Saturday, February 28, 2009

Gillard's homophobia

Labor has every right to take the gay community for granted - the opinion leaders are uncritically fawning.

Yesterday when Mr Pyne rose to interrupt Ms Gillard with a point of order during Question Time, the Education Minister laid into him. This is Gillard in Question Time on 23 February:

"I must admit that I did want to see the member for Warringah (Tony Abbott) making a comeback,'' she said.

"In a choice between macho and mincing, I would have gone for macho myself.''


Ms Gillard continued: "And obviously the Leader of the Opposition (Malcolm Turnbull), faced with the choice of a doberman or poodle, has gone for the poodle.

"Presumably he prefers Abba to Cold Chisel, because that is the kind of thing we see on display.''
The clear intimation from Gillard is that Pyne is gay and what better way to make that point by subtly reinforcing some negative gay stereotypes.

Gay men don't walk, they mince.

You can't be gay and macho.

Gay men, they love poodles because in the animal kingdom, they have the same status as gay men - they are weak, they get all dressed up and they don't really deserve to be taken seriously.

And if you like ABBA, you are most probably a mincing homosexual.

If you are Julia Gillard, and you are caught out - brush it off and claim it was spur of the moment stuff. And by the way, homophobia is 'humorous':

"In question time you've got to have your moments of humour and I think that that was a moment of humour,'' Ms Gillard said today.

Disgraceful.

Friday, February 13, 2009

Pork barrelling

“Fortunately for Australia, there is a mood for change in the community – a community tired of the old politics of vote buying and pork-barrelling,”
Treasurer Wayne Swan, March 2008

That's a relief. Didn't last long though. Today - Friday the 13 - the Senate passed the biggest pork barrelling package in Australian history.
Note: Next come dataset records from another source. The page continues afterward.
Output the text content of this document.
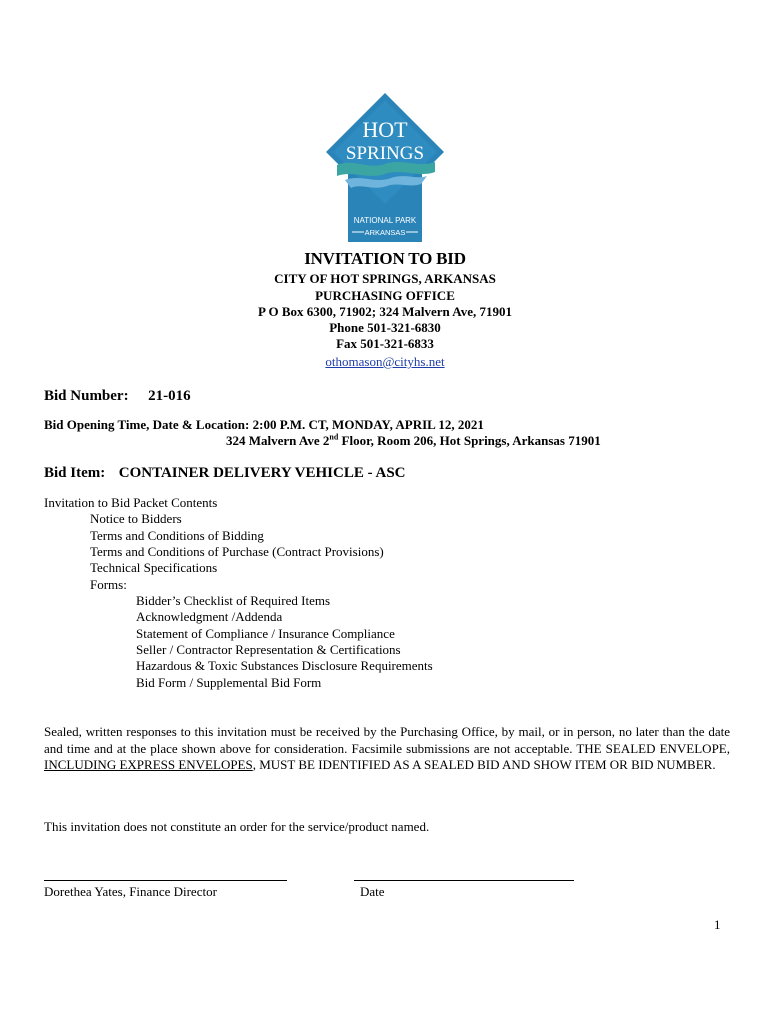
HOT
SPRINGS
NATIONAL PARK
ARKANSAS
INVITATION TO BID
CITY OF HOT SPRINGS, ARKANSAS
PURCHASING OFFICE
P O Box 6300, 71902; 324 Malvern Ave, 71901
Phone 501-321-6830
Fax 501-321-6833
othomason@cityhs.net
Bid Number: 21-016
Bid Opening Time, Date & Location: 2:00 P.M. CT, MONDAY, APRIL 12, 2021
324 Malvern Ave 2nd Floor, Room 206, Hot Springs, Arkansas 71901
Bid Item: CONTAINER DELIVERY VEHICLE - ASC
Invitation to Bid Packet Contents
Notice to Bidders
Terms and Conditions of Bidding
Terms and Conditions of Purchase (Contract Provisions)
Technical Specifications
Forms:
Bidder’s Checklist of Required Items
Acknowledgment /Addenda
Statement of Compliance / Insurance Compliance
Seller / Contractor Representation & Certifications
Hazardous & Toxic Substances Disclosure Requirements
Bid Form / Supplemental Bid Form
Sealed, written responses to this invitation must be received by the Purchasing Office, by mail, or in person, no later than the date and time and at the place shown above for consideration. Facsimile submissions are not acceptable. THE SEALED ENVELOPE, INCLUDING EXPRESS ENVELOPES, MUST BE IDENTIFIED AS A SEALED BID AND SHOW ITEM OR BID NUMBER.
This invitation does not constitute an order for the service/product named.
Dorethea Yates, Finance Director	Date
1
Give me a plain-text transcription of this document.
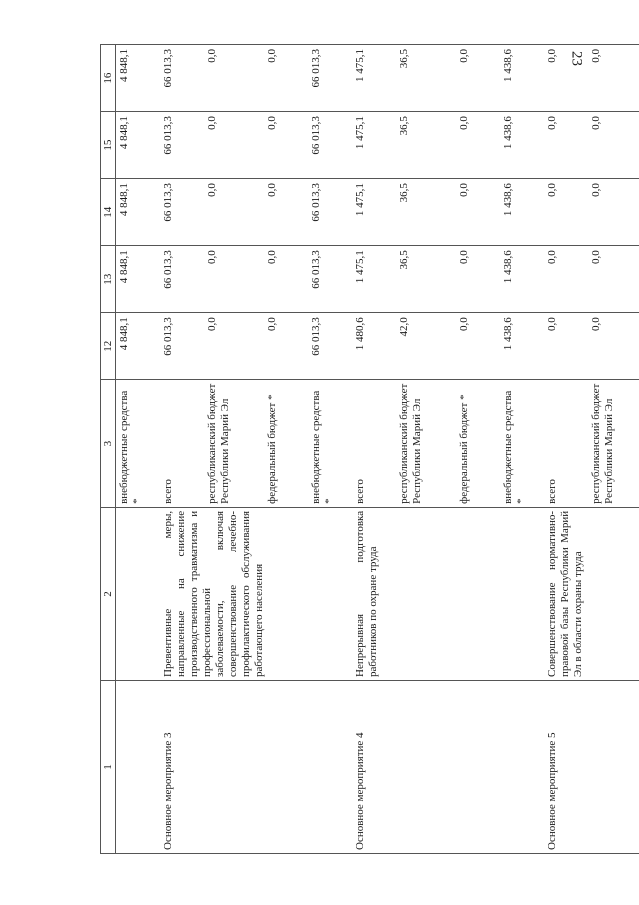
23
1	2	3	12	13	14	15	16
		внебюджетные средства *	4 848,1	4 848,1	4 848,1	4 848,1	4 848,1
Основное мероприятие 3	Превентивные меры, направленные на снижение производственного травматизма и профессиональной заболеваемости, включая совершенствование лечебно-профилактического обслуживания работающего населения	всего	66 013,3	66 013,3	66 013,3	66 013,3	66 013,3
		республиканский бюджет Республики Марий Эл	0,0	0,0	0,0	0,0	0,0
		федеральный бюджет *	0,0	0,0	0,0	0,0	0,0
		внебюджетные средства *	66 013,3	66 013,3	66 013,3	66 013,3	66 013,3
Основное мероприятие 4	Непрерывная подготовка работников по охране труда	всего	1 480,6	1 475,1	1 475,1	1 475,1	1 475,1
		республиканский бюджет Республики Марий Эл	42,0	36,5	36,5	36,5	36,5
		федеральный бюджет *	0,0	0,0	0,0	0,0	0,0
		внебюджетные средства *	1 438,6	1 438,6	1 438,6	1 438,6	1 438,6
Основное мероприятие 5	Совершенствование нормативно-правовой базы Республики Марий Эл в области охраны труда	всего	0,0	0,0	0,0	0,0	0,0
		республиканский бюджет Республики Марий Эл	0,0	0,0	0,0	0,0	0,0
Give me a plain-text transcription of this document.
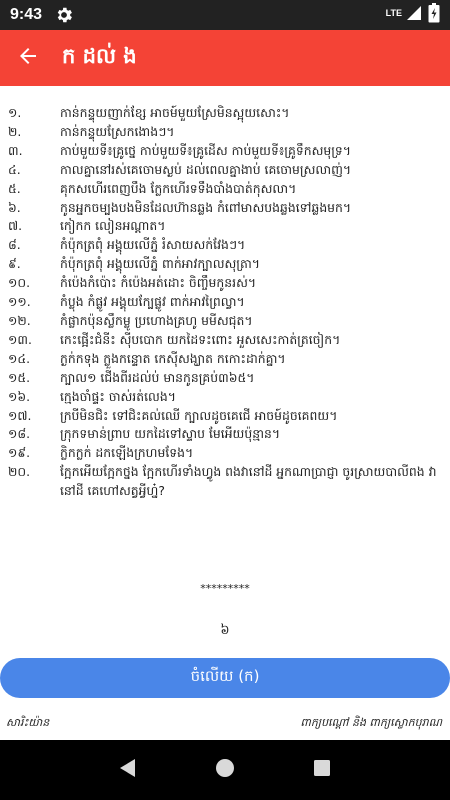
9:43	LTE
ក ដល់ ង
១.	កាន់កន្ទុយញាក់ខ្សែ អាចម៍មួយស្រែមិនស្អុយសោះ។
២.	កាន់កន្ទុយស្រែកងោងៗ។
៣.	កាប់មួយទី៖គ្រូថ្នេ កាប់មួយទី៖គ្រូដើស កាប់មួយទី៖គ្រូទឹកសមុទ្រ។
៤.	កាលគ្នានៅរស់គេចោមស្ងប់ ដល់ពេលគ្នាងាប់ គេចោមស្រលាញ់។
៥.	គុកសហើរពេញបឹង ក្លែកហើរទទឹងបាំងបាត់កុសលា។
៦.	កូនអ្នកចម្បងបងមិនដែលហ៊ានឆ្លង កំពៅមាសបងឆ្លងទៅឆ្លងមក។
៧.	កៀកក លៀនអណ្តាត។
៨.	កំប៉ុកត្រពុំ អង្គុយលើភ្នំ រំសាយសក់វែងៗ។
៩.	កំប៉ុកត្រពុំ អង្គុយលើភ្នំ ពាក់អាវក្បាលសុត្រា។
១០.	កំប៉េងកំប៉ោះ កំប៉េងអត់ដោះ ចិញ្ចឹមកូនរស់។
១១.	កំប្លុង កំផ្លូវ អង្គុយក្បែផ្លូវ ពាក់អាវព្រៃល្វា។
១២.	កំផ្លាកប៉ុនស្លឹកម្លូ ប្រហោងគ្រហូ មមីសជុត។
១៣.	កេះផ្អើះជំនីះ ស៊ីបបោក យកដៃទះពោះ អួសសេះកាត់ត្រចៀក។
១៤.	ក្ងក់កទុង ក្លួងកន្ទោត កេស៊ីសង្ឃាត កកោះដាក់គ្នា។
១៥.	ក្បាល១ ជើងពីរដល់ប់ មានកូនគ្រប់៣៦៥។
១៦.	ក្មេងចាំផ្ទះ ចាស់រត់លេង។
១៧.	ក្របីមិនជិះ ទៅជិះគល់ឈើ ក្បាលដូចគេជើ អាចម៍ដូចគេពយ។
១៨.	ក្រុកទមាន់ព្រាប យកដៃទៅស្ទាប មែអើយប៉ុន្មាន។
១៩.	ក្លិកក្លក់ ដកឡើងក្រហមទែង។
២០.	ក្អែកអើយក្អែកថ្នង ក្អែកហើរទាំងហ្វូង ពងវានៅដី អ្នកណាប្រាជ្ញា ចូរស្រាយបាលីពង វានៅដី គេហៅសត្វអ្វីហ្ន៎?
*********
៦
ចំលើយ (ក)
សារិះយ៉ាន	ពាក្យបណ្តៅ និង ពាក្យស្លោកបុរាណ
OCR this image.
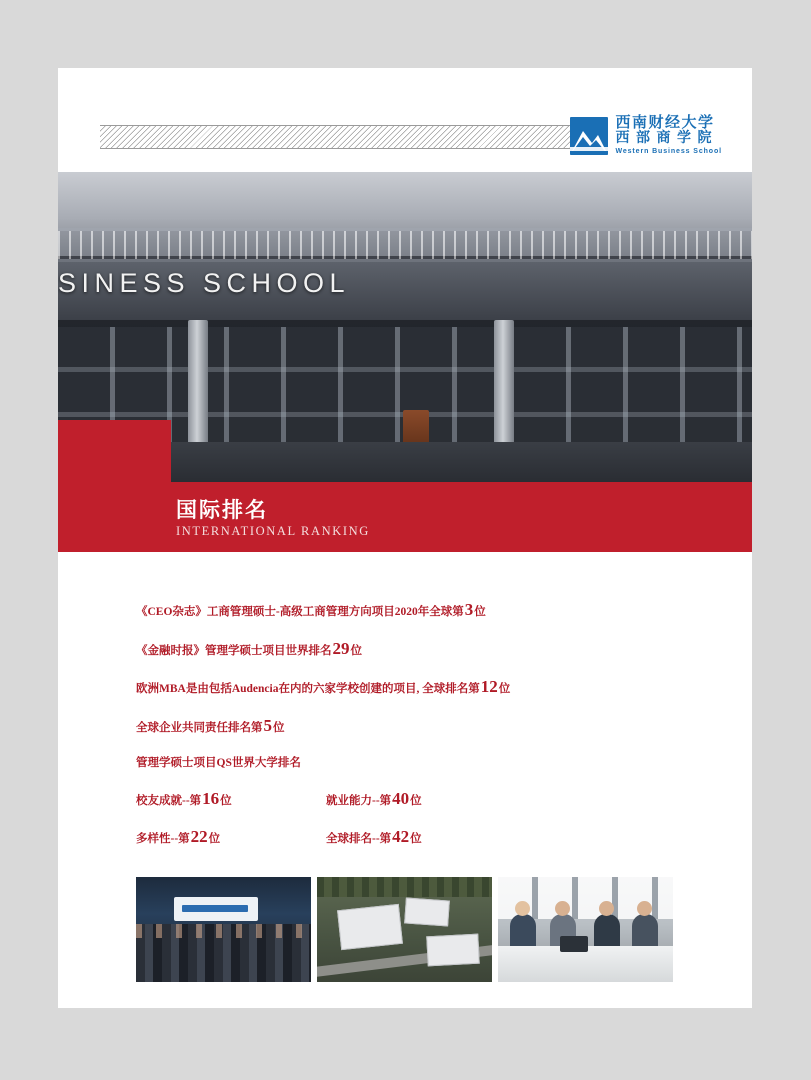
西南财经大学
西 部 商 学 院
Western Business School
SINESS SCHOOL
国际排名
INTERNATIONAL RANKING
《CEO杂志》工商管理硕士-高级工商管理方向项目2020年全球第3位
《金融时报》管理学硕士项目世界排名29位
欧洲MBA是由包括Audencia在内的六家学校创建的项目, 全球排名第12位
全球企业共同责任排名第5位
管理学硕士项目QS世界大学排名
校友成就--第16位	就业能力--第40位
多样性--第22位	全球排名--第42位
Nation building 2009 style is now comprised of insulating private homes, giving people some random cash (where did $950 come from?) and building netball courts in schools (long neglected by state Labor governments).

Turnbull put it best: 'You know what someone said to me just a little while ago, very wise point. He said, imagine if 60 years ago Ben Chifley and Bob Menzies had sent everyone a cheque for 50 pounds instead of building the Snowy Mountain scheme'.

No need to imagine. The reality is unfolding before us.

Wednesday, February 11, 2009

Hypocrisy, thy name is Kevin. Cracker.


Janet Albrechtsen nails it in this cracking piece in the Australian today.

She perfectly captures the essence of Rudd's appeal to the disengaged - how he stands for nothing and runs on populist, safe issues regardless of the long term good.

Saturday, February 7, 2009

Breathtaking Hubris

Say what you like about Tony Abbott, he is what he says he is and he knows how to write.

Abbot really nails the folly, hypocrisy and inconsistency in Rudd's essay on 'the great neo-liberal experiment' in the Australian this weekend.

I am yet to see anyone so succinctly and forcefully put the argument. In the process he goes to the heart of what divides Labor and Liberal in Government.